Show that \(1 + {x^2}\) is an integrating factor for this differential equation.
Hence solve this differential equation. Give the answer in the form \(y = f(x)\).
Markscheme
METHOD 1
attempting to find an integrating factor (M1)
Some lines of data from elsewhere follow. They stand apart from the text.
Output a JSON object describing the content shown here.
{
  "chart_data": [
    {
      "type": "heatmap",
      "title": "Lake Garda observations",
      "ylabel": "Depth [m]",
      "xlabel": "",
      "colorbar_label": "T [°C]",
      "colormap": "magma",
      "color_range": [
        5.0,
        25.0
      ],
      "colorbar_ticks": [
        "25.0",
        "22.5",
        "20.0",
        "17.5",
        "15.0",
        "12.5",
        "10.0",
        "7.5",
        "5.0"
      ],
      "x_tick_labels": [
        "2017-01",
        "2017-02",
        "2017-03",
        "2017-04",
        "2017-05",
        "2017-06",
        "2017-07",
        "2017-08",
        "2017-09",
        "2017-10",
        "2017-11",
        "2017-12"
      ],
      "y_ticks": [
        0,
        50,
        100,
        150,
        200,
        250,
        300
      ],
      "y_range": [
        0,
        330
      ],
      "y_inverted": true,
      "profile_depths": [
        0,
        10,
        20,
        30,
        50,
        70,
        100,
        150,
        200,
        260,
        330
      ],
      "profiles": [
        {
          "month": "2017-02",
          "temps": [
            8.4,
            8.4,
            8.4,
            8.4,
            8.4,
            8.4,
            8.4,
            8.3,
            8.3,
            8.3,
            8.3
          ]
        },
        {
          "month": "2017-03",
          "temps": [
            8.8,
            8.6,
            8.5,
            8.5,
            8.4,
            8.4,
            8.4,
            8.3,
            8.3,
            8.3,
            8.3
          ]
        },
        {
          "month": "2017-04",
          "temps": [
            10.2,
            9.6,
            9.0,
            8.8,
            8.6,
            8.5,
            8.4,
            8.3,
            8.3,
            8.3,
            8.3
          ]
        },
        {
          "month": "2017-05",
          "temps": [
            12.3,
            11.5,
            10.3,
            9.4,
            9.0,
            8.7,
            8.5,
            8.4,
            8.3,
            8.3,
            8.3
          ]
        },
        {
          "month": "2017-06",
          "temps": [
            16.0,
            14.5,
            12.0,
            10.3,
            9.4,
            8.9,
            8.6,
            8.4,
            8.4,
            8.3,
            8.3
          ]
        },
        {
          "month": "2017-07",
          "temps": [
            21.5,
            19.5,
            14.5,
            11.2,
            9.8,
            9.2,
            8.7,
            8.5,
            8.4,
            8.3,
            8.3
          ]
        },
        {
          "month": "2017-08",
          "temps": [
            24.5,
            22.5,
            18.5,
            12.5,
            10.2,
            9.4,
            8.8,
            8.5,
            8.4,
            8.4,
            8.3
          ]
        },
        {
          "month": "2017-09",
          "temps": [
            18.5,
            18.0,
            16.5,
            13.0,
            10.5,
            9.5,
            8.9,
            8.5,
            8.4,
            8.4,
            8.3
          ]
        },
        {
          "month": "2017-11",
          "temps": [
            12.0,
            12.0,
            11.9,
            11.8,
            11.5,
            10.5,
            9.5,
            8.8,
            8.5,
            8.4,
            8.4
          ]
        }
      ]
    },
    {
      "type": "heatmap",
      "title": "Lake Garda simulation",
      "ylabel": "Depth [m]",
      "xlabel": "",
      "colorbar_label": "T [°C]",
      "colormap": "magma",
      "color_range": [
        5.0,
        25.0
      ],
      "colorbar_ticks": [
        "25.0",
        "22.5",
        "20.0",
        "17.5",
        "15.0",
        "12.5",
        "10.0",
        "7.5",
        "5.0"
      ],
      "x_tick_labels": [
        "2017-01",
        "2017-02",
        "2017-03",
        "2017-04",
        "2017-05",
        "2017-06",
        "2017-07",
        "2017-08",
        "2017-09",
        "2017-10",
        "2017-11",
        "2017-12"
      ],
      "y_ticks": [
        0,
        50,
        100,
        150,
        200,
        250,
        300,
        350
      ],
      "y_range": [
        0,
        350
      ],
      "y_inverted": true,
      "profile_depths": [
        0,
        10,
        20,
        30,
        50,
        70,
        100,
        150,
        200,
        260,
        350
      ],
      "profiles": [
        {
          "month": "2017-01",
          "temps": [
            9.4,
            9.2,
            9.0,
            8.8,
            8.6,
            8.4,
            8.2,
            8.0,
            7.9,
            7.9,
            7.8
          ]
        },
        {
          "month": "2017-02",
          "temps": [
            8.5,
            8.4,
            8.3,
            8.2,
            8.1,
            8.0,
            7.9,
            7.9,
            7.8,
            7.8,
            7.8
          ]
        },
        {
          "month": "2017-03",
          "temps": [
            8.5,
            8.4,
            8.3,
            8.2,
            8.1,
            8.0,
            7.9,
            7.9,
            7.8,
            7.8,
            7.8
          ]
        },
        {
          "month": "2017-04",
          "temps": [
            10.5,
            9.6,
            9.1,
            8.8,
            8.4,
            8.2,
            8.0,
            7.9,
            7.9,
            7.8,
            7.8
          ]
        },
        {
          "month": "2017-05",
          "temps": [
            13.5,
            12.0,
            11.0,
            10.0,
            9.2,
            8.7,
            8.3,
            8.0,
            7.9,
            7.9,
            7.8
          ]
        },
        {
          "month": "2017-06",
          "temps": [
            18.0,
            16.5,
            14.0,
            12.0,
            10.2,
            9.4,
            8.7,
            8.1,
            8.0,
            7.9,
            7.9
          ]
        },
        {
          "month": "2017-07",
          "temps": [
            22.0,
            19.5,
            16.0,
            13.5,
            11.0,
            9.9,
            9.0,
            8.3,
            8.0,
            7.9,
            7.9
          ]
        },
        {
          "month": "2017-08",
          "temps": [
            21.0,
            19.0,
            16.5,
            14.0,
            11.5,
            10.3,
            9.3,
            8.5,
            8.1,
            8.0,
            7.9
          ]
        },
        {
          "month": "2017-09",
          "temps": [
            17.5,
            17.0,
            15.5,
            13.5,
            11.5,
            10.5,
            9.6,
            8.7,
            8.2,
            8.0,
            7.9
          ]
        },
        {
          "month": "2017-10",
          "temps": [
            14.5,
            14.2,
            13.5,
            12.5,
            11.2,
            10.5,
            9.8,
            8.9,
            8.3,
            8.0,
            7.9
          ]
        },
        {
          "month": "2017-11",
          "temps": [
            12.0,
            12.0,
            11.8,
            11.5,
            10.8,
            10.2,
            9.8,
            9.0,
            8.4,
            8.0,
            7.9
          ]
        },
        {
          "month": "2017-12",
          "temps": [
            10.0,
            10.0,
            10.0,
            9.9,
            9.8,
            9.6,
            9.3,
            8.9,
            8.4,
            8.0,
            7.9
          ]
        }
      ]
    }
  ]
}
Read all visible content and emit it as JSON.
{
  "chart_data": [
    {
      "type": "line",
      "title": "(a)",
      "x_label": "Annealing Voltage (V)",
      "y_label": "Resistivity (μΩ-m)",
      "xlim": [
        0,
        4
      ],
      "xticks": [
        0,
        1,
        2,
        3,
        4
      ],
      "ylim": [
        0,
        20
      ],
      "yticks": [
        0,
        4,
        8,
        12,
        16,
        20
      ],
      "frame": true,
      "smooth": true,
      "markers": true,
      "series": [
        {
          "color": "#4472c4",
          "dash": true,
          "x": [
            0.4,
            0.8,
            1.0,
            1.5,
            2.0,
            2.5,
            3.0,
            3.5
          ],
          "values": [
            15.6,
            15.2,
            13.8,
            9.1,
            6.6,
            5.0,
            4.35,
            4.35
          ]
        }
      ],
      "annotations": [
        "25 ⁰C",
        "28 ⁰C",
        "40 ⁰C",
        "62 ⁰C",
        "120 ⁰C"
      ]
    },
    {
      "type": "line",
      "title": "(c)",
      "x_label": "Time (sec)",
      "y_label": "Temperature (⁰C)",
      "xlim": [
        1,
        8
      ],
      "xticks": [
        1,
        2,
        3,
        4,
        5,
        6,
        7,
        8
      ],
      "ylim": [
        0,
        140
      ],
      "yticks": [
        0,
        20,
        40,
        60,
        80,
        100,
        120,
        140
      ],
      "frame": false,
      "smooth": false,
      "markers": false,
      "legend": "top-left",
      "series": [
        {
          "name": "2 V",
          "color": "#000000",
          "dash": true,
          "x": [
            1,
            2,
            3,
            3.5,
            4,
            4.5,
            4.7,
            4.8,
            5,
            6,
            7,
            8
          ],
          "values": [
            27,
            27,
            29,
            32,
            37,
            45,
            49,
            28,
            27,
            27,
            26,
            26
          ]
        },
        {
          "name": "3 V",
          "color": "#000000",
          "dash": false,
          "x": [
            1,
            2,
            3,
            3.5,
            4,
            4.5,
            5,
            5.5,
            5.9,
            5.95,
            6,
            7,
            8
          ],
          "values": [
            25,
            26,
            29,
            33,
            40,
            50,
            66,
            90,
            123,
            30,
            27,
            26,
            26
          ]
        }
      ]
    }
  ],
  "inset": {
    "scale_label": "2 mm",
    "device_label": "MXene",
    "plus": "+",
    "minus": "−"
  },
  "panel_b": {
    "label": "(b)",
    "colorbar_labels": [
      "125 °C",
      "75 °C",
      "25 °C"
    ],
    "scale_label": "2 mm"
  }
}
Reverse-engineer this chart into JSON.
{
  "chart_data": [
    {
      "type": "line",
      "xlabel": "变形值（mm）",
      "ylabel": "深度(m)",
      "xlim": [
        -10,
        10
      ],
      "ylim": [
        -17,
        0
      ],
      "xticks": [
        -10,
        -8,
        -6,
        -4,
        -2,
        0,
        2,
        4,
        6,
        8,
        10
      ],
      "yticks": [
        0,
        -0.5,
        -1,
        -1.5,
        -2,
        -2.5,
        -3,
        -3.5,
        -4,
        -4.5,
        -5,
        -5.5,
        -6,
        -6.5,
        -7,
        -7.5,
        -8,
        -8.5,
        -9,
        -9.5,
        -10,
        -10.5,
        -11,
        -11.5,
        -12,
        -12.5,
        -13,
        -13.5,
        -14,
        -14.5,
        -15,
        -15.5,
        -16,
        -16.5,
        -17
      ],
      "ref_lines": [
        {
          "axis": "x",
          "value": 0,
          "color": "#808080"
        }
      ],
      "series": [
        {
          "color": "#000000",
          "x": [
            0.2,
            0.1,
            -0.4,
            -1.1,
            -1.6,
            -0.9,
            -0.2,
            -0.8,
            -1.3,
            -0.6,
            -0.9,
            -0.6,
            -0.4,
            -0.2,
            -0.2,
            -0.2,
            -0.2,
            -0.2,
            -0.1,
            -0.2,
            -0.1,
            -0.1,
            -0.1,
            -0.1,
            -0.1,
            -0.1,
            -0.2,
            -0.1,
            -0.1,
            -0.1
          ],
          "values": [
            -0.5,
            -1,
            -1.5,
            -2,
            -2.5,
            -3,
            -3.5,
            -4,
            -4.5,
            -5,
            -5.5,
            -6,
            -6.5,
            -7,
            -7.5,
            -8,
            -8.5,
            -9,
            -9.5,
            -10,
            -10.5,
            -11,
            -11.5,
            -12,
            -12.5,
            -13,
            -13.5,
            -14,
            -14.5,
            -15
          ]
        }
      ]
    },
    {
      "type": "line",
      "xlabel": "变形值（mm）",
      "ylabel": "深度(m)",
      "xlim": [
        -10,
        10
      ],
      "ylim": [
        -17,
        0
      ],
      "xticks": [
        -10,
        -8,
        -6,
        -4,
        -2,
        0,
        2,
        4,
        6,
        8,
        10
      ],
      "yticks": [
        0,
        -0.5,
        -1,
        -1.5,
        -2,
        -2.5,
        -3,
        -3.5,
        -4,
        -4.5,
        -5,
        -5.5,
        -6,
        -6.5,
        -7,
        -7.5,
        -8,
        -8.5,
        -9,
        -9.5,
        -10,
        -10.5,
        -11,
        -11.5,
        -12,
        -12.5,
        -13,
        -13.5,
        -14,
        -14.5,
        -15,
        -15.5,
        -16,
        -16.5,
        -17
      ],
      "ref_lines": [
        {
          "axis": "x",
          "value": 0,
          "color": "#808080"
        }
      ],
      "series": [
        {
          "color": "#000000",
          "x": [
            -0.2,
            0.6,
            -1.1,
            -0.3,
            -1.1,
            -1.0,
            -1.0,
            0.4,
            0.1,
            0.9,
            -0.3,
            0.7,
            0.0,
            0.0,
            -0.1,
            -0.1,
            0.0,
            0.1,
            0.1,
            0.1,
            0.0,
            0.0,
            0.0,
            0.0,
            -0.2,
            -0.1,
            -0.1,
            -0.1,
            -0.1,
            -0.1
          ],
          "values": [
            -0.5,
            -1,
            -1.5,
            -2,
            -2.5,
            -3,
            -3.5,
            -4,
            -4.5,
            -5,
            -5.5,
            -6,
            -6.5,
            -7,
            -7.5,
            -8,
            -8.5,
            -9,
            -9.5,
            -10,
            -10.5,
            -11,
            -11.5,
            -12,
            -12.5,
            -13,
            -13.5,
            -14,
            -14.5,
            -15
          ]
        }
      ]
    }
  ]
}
\(\int {\frac{{2x}}{{1 + {x^2}}}{\text{d}}x = \ln (1 + {x^2})} \) (M1)A1
IF is \({{\text{e}}^{\ln (1 + {x^2})}}\) (M1)A1
\( = 1 + {x^2}\) AG
METHOD 2
multiply by the integrating factor
\((1 + {x^2})\frac{{{\text{d}}y}}{{{\text{d}}x}} + 2xy = {x^2}(1 + {x^2})\) M1A1
left hand side is equal to the derivative of \((1 + {x^2})y\)
A3
[5 marks]
\((1 + {x^2})\frac{{{\text{d}}y}}{{{\text{d}}x}} + 2xy = (1 + {x^2}){x^2}\) (M1)
\(\frac{{\text{d}}}{{{\text{d}}x}}\left[ {(1 + {x^2})y} \right] = {x^2} + {x^4}\)
\((1 + {x^2})y = \left( {\int {{x^2} + {x^4}{\text{d}}x = } } \right){\text{ }}\frac{{{x^3}}}{3} + \frac{{{x^5}}}{5}( + c)\) A1A1
\(y = \frac{1}{{1 + {x^2}}}\left( {\frac{{{x^3}}}{3} + \frac{{{x^5}}}{5} + c} \right)\)
\(x = 0,{\text{ }}y = 2 \Rightarrow c = 2\) M1A1
\(y = \frac{1}{{1 + {x^2}}}\left( {\frac{{{x^3}}}{3} + \frac{{{x^5}}}{5} + 2} \right)\) A1
[6 marks]